Luta de classes contemporânea

          por Radha Barcelos*
          Logo na primeira parte de O som ao redor, uma personagem supersticiosa pede desconto no aluguel do apartamento que pretendia morar, pois sente um mau presságio. Não por coincidência, o espectador também passa os 131 minutos de duração do filme com a mesma sensação de que algo terrível está por vir, graças aos artifícios sonoros de filme de terror que o cineasta Kleber Mendonça Filho usa para tecer a sua rede de pequenas unidades narrativas conectadas pelo mesmo espaço físico: uma rua num bairro abastado de Recife. Um grande mosaico social é orquestrado ali através da convivência entre patrões, empregados, vigias e vendedores ambulantes.

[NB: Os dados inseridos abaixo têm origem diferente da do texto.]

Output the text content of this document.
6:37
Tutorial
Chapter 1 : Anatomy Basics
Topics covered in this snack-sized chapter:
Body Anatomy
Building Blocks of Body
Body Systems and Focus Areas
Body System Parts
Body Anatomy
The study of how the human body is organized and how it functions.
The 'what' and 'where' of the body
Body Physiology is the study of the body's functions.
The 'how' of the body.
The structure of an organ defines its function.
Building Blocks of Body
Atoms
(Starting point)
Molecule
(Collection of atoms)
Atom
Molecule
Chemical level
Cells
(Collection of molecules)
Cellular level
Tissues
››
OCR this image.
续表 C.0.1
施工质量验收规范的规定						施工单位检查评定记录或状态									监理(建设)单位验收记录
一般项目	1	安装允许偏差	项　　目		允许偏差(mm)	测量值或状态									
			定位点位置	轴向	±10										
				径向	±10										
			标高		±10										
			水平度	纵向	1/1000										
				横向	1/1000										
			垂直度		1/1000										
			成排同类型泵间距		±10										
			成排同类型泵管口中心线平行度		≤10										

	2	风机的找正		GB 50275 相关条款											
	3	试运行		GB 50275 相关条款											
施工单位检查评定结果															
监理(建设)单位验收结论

        Além de cidade natal do diretor, que faz a sua estreia em longas de ficção, a capital pernambucana é também uma locação perfeita para mostrar os efeitos da desigualdade secular que assola o país, pois apesar de suas modernidades e efervescência cultural, ainda preserva seus coronéis e capatazes. O cenário é de uma velada luta de classes contemporânea, sem maniqueísmos, onde o pequeno burguês culpado pelo passado explorador de sua classe adota um discurso politicamente correto em relação a seus empregados, mas na prática pula fora de tomadas de decisões importantes, como a demissão de um porteiro, para encontrar a namorada. Ou a moradora que na reunião de condomínio defende a demissão do mesmo porque sua Veja está vindo fora do plástico (uma cena memorável e uma frase já antológica). Ou o porteiro que risca o carro da moradora que o trata mal. Um clima de tensão e desconfiança paira no ar como um sintoma global do estilo de vida predatório que a sociedade adotou há tempos. O medo é onipresente até nos lugares onde não se devia sentir sua presença, como no ambiente bucólico. Os passos ouvidos no andar de cima de uma casa no meio do mato causam paranoia nos personagens do mesmo modo que a chegada de vigias noturnos oferecendo seus serviços na rua deixam os moradores alertas. A cultura do terror no qual estamos mergulhados é mãe da violação de privacidade, da política da vigilância, da mania de perseguição, da síndrome do pânico, da manutenção da neurose. Tememos o outro porque tememos nós próprios.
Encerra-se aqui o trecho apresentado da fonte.